Reinach
Geistiges Futter im alten Fitnessraum

Aus drei mach eins: In Reinach wurde aus drei kleinen eine 160 Quadratmeter grosse Bibliothek für Erwachsene und Oberstufenschüler. Vizeammann Bruno Rudolf hofft, dass jetzt die Kundenkartei explodiert.

Peter Weingartner
Merken
Drucken
Teilen
Das Bibliotheksteam (v.l.) mit Lotti Haller, Heidi Morgenthaler, Susanne Hirt (neu im Team) und Theres Haller.
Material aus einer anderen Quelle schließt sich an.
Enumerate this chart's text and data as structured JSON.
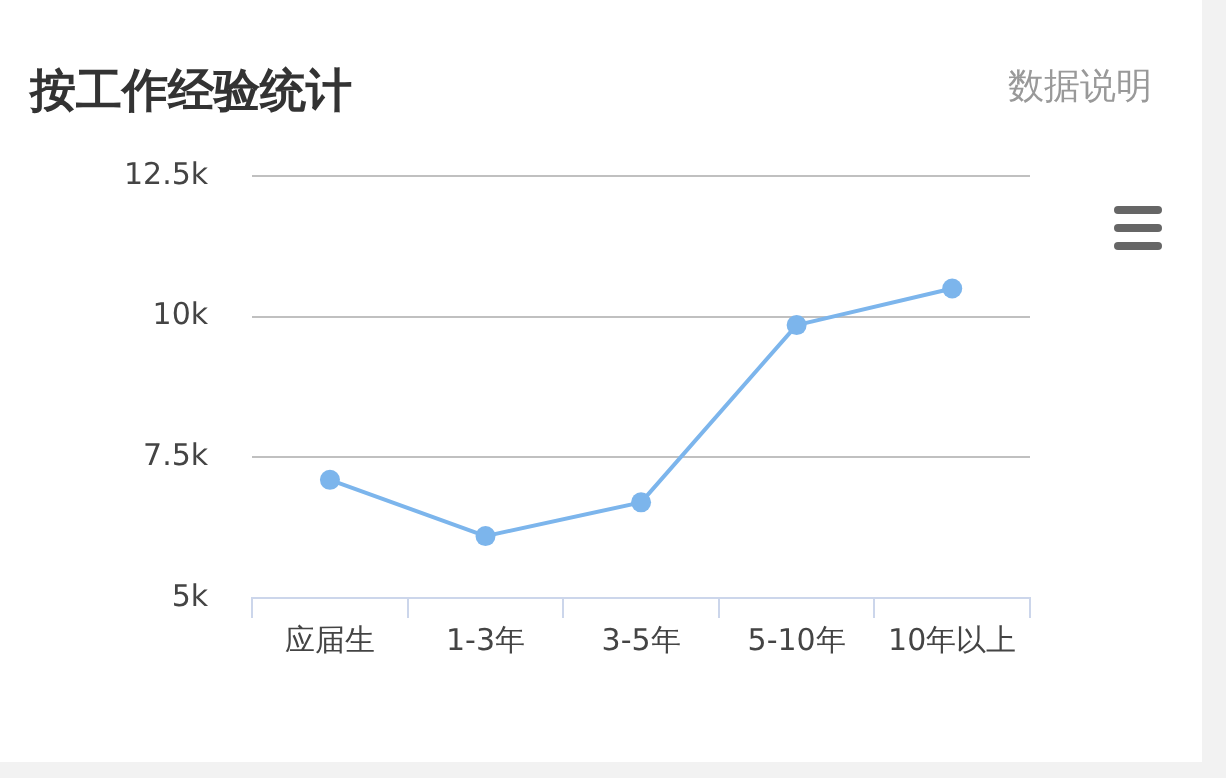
{
  "chart_data": {
    "type": "line",
    "title": "按工作经验统计",
    "annotations": [
      "数据说明"
    ],
    "categories": [
      "应届生",
      "1-3年",
      "3-5年",
      "5-10年",
      "10年以上"
    ],
    "series": [
      {
        "color": "#7cb5ec",
        "values": [
          7100,
          6100,
          6700,
          9850,
          10500
        ]
      }
    ],
    "ylim": [
      5000,
      12500
    ],
    "yticks": [
      {
        "value": 5000,
        "label": "5k"
      },
      {
        "value": 7500,
        "label": "7.5k"
      },
      {
        "value": 10000,
        "label": "10k"
      },
      {
        "value": 12500,
        "label": "12.5k"
      }
    ],
    "grid": "y",
    "legend": false,
    "marker": "circle",
    "line_style": "solid"
  }
}
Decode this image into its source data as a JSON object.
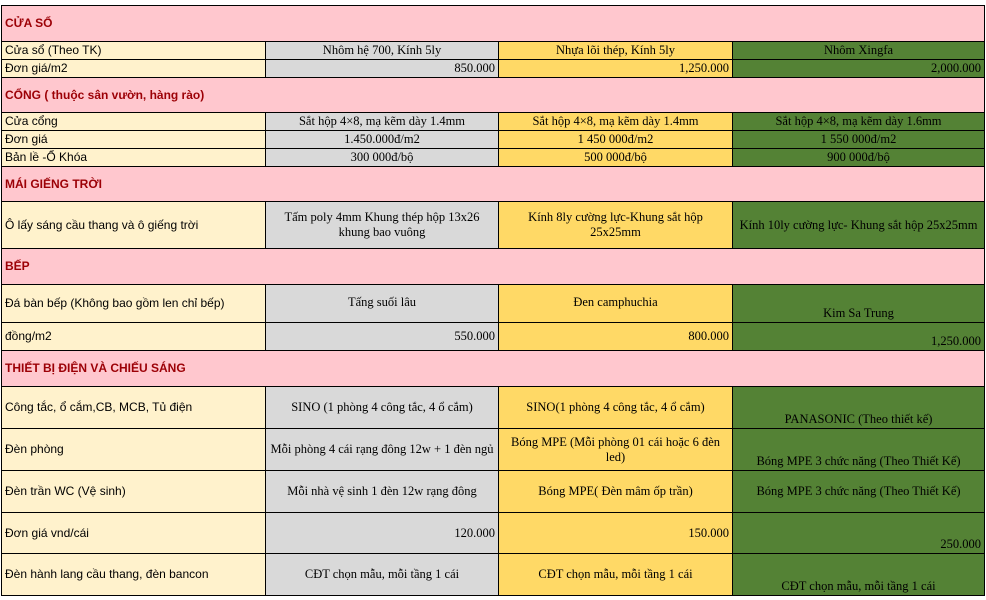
{
  "colors": {
    "section_bg": "#FFC7CE",
    "section_text": "#9C0006",
    "label_bg": "#FFF2CC",
    "option1_bg": "#D9D9D9",
    "option2_bg": "#FFD966",
    "option3_bg": "#548235"
  },
  "rows": [
    {
      "type": "section",
      "title": "CỬA SỔ"
    },
    {
      "type": "row",
      "label": "Cửa sổ (Theo TK)",
      "values": [
        "Nhôm hệ 700, Kính 5ly",
        "Nhựa lõi thép, Kính 5ly",
        "Nhôm Xingfa"
      ]
    },
    {
      "type": "row",
      "label": "Đơn giá/m2",
      "values": [
        "850.000",
        "1,250.000",
        "2,000.000"
      ],
      "numeric": true
    },
    {
      "type": "section",
      "title": "CỔNG ( thuộc sân vườn, hàng rào)"
    },
    {
      "type": "row",
      "label": "Cửa cổng",
      "values": [
        "Sắt hộp 4×8, mạ kẽm dày 1.4mm",
        "Sắt hộp 4×8, mạ kẽm dày 1.4mm",
        "Sắt hộp 4×8, mạ kẽm dày 1.6mm"
      ]
    },
    {
      "type": "row",
      "label": "Đơn giá",
      "values": [
        "1.450.000đ/m2",
        "1 450 000đ/m2",
        "1 550 000đ/m2"
      ]
    },
    {
      "type": "row",
      "label": "Bản lề -Ổ Khóa",
      "values": [
        "300 000đ/bộ",
        "500 000đ/bộ",
        "900 000đ/bộ"
      ]
    },
    {
      "type": "section",
      "title": "MÁI GIẾNG TRỜI"
    },
    {
      "type": "row",
      "label": "Ô lấy sáng cầu thang và ô giếng trời",
      "values": [
        "Tấm poly 4mm Khung thép hộp 13x26 khung bao vuông",
        "Kính 8ly cường lực-Khung sắt hộp 25x25mm",
        "Kính 10ly cường lực- Khung sắt hộp 25x25mm"
      ]
    },
    {
      "type": "section",
      "title": "BẾP"
    },
    {
      "type": "row",
      "label": "Đá bàn bếp (Không bao gồm len chỉ bếp)",
      "values": [
        "Tấng suối lâu",
        "Đen camphuchia",
        "Kim Sa Trung"
      ],
      "valign": "topish"
    },
    {
      "type": "row",
      "label": "đồng/m2",
      "values": [
        "550.000",
        "800.000",
        "1,250.000"
      ],
      "numeric": true
    },
    {
      "type": "section",
      "title": "THIẾT BỊ ĐIỆN VÀ CHIẾU SÁNG"
    },
    {
      "type": "row",
      "label": "Công tắc, ổ cắm,CB, MCB, Tủ điện",
      "values": [
        "SINO (1 phòng 4 công tắc, 4 ổ cắm)",
        "SINO(1 phòng 4 công tắc, 4 ổ cắm)",
        "PANASONIC (Theo thiết kế)"
      ]
    },
    {
      "type": "row",
      "label": "Đèn phòng",
      "values": [
        "Mỗi phòng 4 cái rạng đông  12w + 1 đèn ngủ",
        "Bóng MPE (Mỗi phòng 01 cái hoặc 6 đèn led)",
        "Bóng MPE 3 chức năng  (Theo Thiết Kế)"
      ]
    },
    {
      "type": "row",
      "label": "Đèn trần WC (Vệ sinh)",
      "values": [
        "Mỗi nhà vệ sinh 1 đèn 12w rạng đông",
        "Bóng MPE( Đèn mâm ốp trần)",
        "Bóng MPE 3 chức năng  (Theo Thiết Kế)"
      ]
    },
    {
      "type": "row",
      "label": "Đơn giá vnd/cái",
      "values": [
        "120.000",
        "150.000",
        "250.000"
      ],
      "numeric": true
    },
    {
      "type": "row",
      "label": "Đèn hành lang cầu thang, đèn bancon",
      "values": [
        "CĐT chọn mẫu, mỗi tầng 1 cái",
        "CĐT chọn mẫu, mỗi tầng 1 cái",
        "CĐT chọn mẫu, mỗi tầng 1 cái"
      ]
    }
  ]
}
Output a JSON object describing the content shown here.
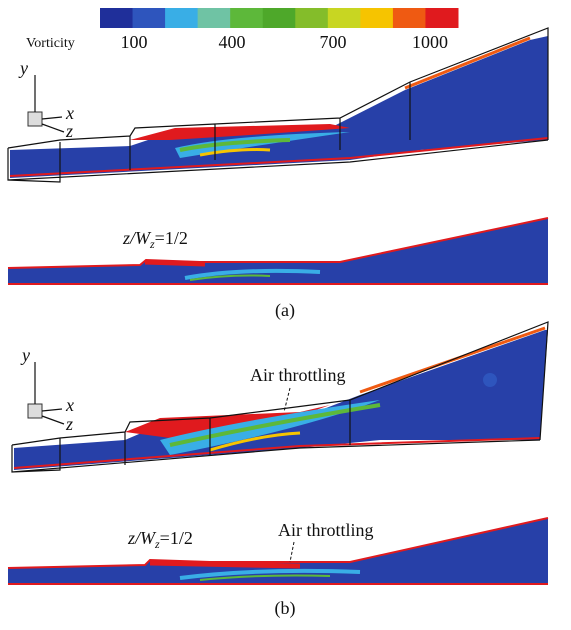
{
  "colorbar": {
    "label": "Vorticity",
    "ticks": [
      "100",
      "400",
      "700",
      "1000"
    ],
    "colors": [
      "#1f2f9a",
      "#2e55bd",
      "#39aee6",
      "#6fc3a4",
      "#5db83a",
      "#4ea82a",
      "#84bd2a",
      "#c8d622",
      "#f6c400",
      "#ef5a12",
      "#e01a1e"
    ]
  },
  "panels": [
    {
      "axes": {
        "y": "y",
        "x": "x",
        "z": "z"
      },
      "slice_label": {
        "main": "z/W",
        "sub": "z",
        "rest": "=1/2"
      },
      "caption": "(a)"
    },
    {
      "axes": {
        "y": "y",
        "x": "x",
        "z": "z"
      },
      "annotation": "Air throttling",
      "slice_label": {
        "main": "z/W",
        "sub": "z",
        "rest": "=1/2"
      },
      "slice_annotation": "Air throttling",
      "caption": "(b)"
    }
  ]
}
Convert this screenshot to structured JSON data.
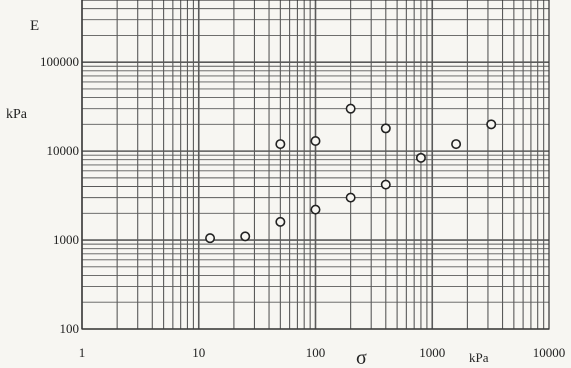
{
  "chart_data": {
    "type": "scatter",
    "title": "",
    "ylabel": "E",
    "ylabel_unit": "kPa",
    "xlabel": "σ",
    "xlabel_unit": "kPa",
    "x_scale": "log",
    "y_scale": "log",
    "xlim": [
      1,
      10000
    ],
    "ylim": [
      100,
      500000
    ],
    "x_ticks": [
      {
        "value": 1,
        "label": "1"
      },
      {
        "value": 10,
        "label": "10"
      },
      {
        "value": 100,
        "label": "100"
      },
      {
        "value": 1000,
        "label": "1000"
      },
      {
        "value": 10000,
        "label": "10000"
      }
    ],
    "y_ticks": [
      {
        "value": 100,
        "label": "100"
      },
      {
        "value": 1000,
        "label": "1000"
      },
      {
        "value": 10000,
        "label": "10000"
      },
      {
        "value": 100000,
        "label": "100000"
      }
    ],
    "grid": true,
    "marker": "open-circle",
    "series": [
      {
        "points": [
          {
            "x": 12.5,
            "y": 1050
          },
          {
            "x": 25,
            "y": 1100
          },
          {
            "x": 50,
            "y": 1600
          },
          {
            "x": 50,
            "y": 12000
          },
          {
            "x": 100,
            "y": 2200
          },
          {
            "x": 100,
            "y": 13000
          },
          {
            "x": 200,
            "y": 3000
          },
          {
            "x": 200,
            "y": 30000
          },
          {
            "x": 400,
            "y": 4200
          },
          {
            "x": 400,
            "y": 18000
          },
          {
            "x": 800,
            "y": 8400
          },
          {
            "x": 1600,
            "y": 12000
          },
          {
            "x": 3200,
            "y": 20000
          }
        ]
      }
    ]
  },
  "colors": {
    "background": "#f7f6f2",
    "grid": "#5a5a5a",
    "marker": "#222222"
  }
}
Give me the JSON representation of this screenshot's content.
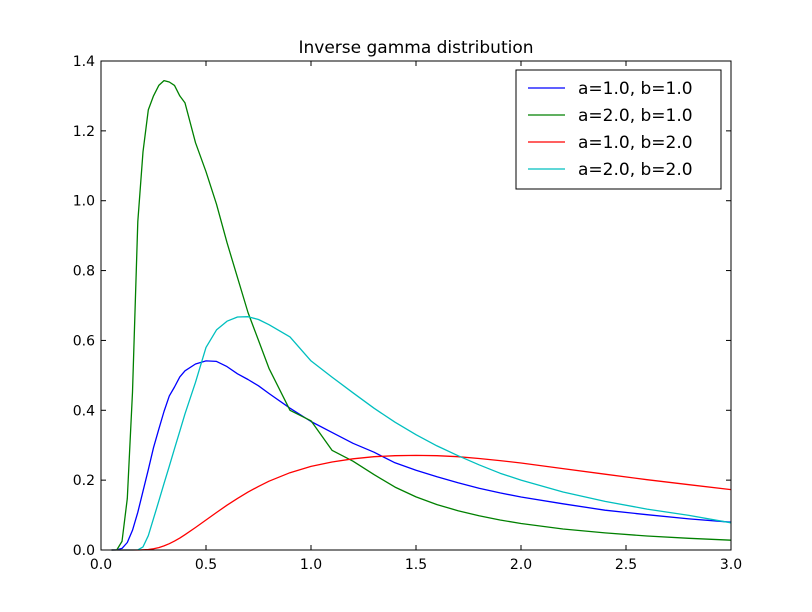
{
  "chart_data": {
    "type": "line",
    "title": "Inverse gamma distribution",
    "xlabel": "",
    "ylabel": "",
    "xlim": [
      0.0,
      3.0
    ],
    "ylim": [
      0.0,
      1.4
    ],
    "x_ticks": [
      "0.0",
      "0.5",
      "1.0",
      "1.5",
      "2.0",
      "2.5",
      "3.0"
    ],
    "y_ticks": [
      "0.0",
      "0.2",
      "0.4",
      "0.6",
      "0.8",
      "1.0",
      "1.2",
      "1.4"
    ],
    "grid": false,
    "legend_position": "top-right",
    "x": [
      0.05,
      0.075,
      0.1,
      0.125,
      0.15,
      0.175,
      0.2,
      0.225,
      0.25,
      0.275,
      0.3,
      0.325,
      0.35,
      0.375,
      0.4,
      0.45,
      0.5,
      0.55,
      0.6,
      0.65,
      0.7,
      0.75,
      0.8,
      0.9,
      1.0,
      1.1,
      1.2,
      1.3,
      1.4,
      1.5,
      1.6,
      1.7,
      1.8,
      1.9,
      2.0,
      2.2,
      2.4,
      2.6,
      2.8,
      3.0
    ],
    "series": [
      {
        "name": "a=1.0, b=1.0",
        "color": "#0000ff",
        "values": [
          0.0,
          0.0003,
          0.0045,
          0.0215,
          0.0565,
          0.1079,
          0.1684,
          0.2298,
          0.293,
          0.3458,
          0.3964,
          0.4413,
          0.4666,
          0.4955,
          0.5131,
          0.5324,
          0.5413,
          0.54,
          0.525,
          0.5045,
          0.488,
          0.47,
          0.448,
          0.406,
          0.3679,
          0.3367,
          0.3054,
          0.28,
          0.2496,
          0.2286,
          0.2096,
          0.1924,
          0.177,
          0.1634,
          0.1516,
          0.1324,
          0.114,
          0.101,
          0.089,
          0.0795
        ]
      },
      {
        "name": "a=2.0, b=1.0",
        "color": "#008000",
        "values": [
          0.0,
          0.0003,
          0.0245,
          0.1474,
          0.4522,
          0.94,
          1.14,
          1.26,
          1.3,
          1.33,
          1.344,
          1.34,
          1.33,
          1.3,
          1.28,
          1.166,
          1.083,
          0.99,
          0.88,
          0.78,
          0.68,
          0.6,
          0.52,
          0.4,
          0.37,
          0.2855,
          0.2542,
          0.216,
          0.1802,
          0.152,
          0.13,
          0.1125,
          0.098,
          0.086,
          0.076,
          0.06,
          0.049,
          0.04,
          0.0335,
          0.028
        ]
      },
      {
        "name": "a=1.0, b=2.0",
        "color": "#ff0000",
        "values": [
          0.0,
          0.0,
          0.0,
          0.0,
          0.0,
          0.0001,
          0.0005,
          0.0014,
          0.0034,
          0.0069,
          0.0117,
          0.0179,
          0.0255,
          0.0342,
          0.0437,
          0.0645,
          0.086,
          0.1074,
          0.1282,
          0.1477,
          0.1658,
          0.1822,
          0.1969,
          0.2212,
          0.2393,
          0.252,
          0.261,
          0.267,
          0.27,
          0.2707,
          0.27,
          0.267,
          0.262,
          0.256,
          0.249,
          0.233,
          0.217,
          0.2012,
          0.187,
          0.173
        ]
      },
      {
        "name": "a=2.0, b=2.0",
        "color": "#00bfbf",
        "values": [
          0.0,
          0.0,
          0.0,
          0.0,
          0.0,
          0.0002,
          0.009,
          0.0408,
          0.09,
          0.14,
          0.19,
          0.24,
          0.29,
          0.34,
          0.39,
          0.48,
          0.58,
          0.63,
          0.655,
          0.667,
          0.668,
          0.66,
          0.645,
          0.61,
          0.5413,
          0.495,
          0.45,
          0.406,
          0.366,
          0.33,
          0.298,
          0.27,
          0.244,
          0.22,
          0.2,
          0.166,
          0.139,
          0.117,
          0.099,
          0.078
        ]
      }
    ]
  }
}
Das Bibliotheksteam (v.l.) mit Lotti Haller, Heidi Morgenthaler, Susanne Hirt (neu im Team) und Theres Haller.

Peter Weingartner

Der Chlötzlikeller in der Unterwelt des Neumattschulhauses hat schon viel erlebt. Gianin Müller, Stufenleiter Bezirksschule, erinnert sich an der Eröffnungsfeier am Samstag an den ursprünglichen Bodenbelag: Chlötzli eben. Zuletzt diente der Keller der Primarschule als Werkraum, vorher war er Lagerraum für den Hauswart, Notschulzimmer, Festraum für Kadettenkader und vor allem Fitnessraum.

Kredit sollte ausreichen

Für Fitness anderer Art, im Kopf nämlich, soll die neue Bibliothek sorgen. «Ich hoffe, dass die Kundenkartei explodiert», sagte Vizeammann Bruno Rudolf an der Eröffnung. Die Vereinigung der beiden Oberstufenbibliotheken und der Gemeindebibliothek verspricht Synergien, zumal es nun ein gemeinsames Bibliothekssystem gibt, das die Online-Nutzung ermöglicht: Man kann in Zukunft von zu Hause aus die Ausleihdauer verlängern und einen Blick in den Medien-Bestand werfen. Der gesprochene Kredit von 150 000 Franken für die neue Bibliothek sollte gemäss Rudolf ausreichen.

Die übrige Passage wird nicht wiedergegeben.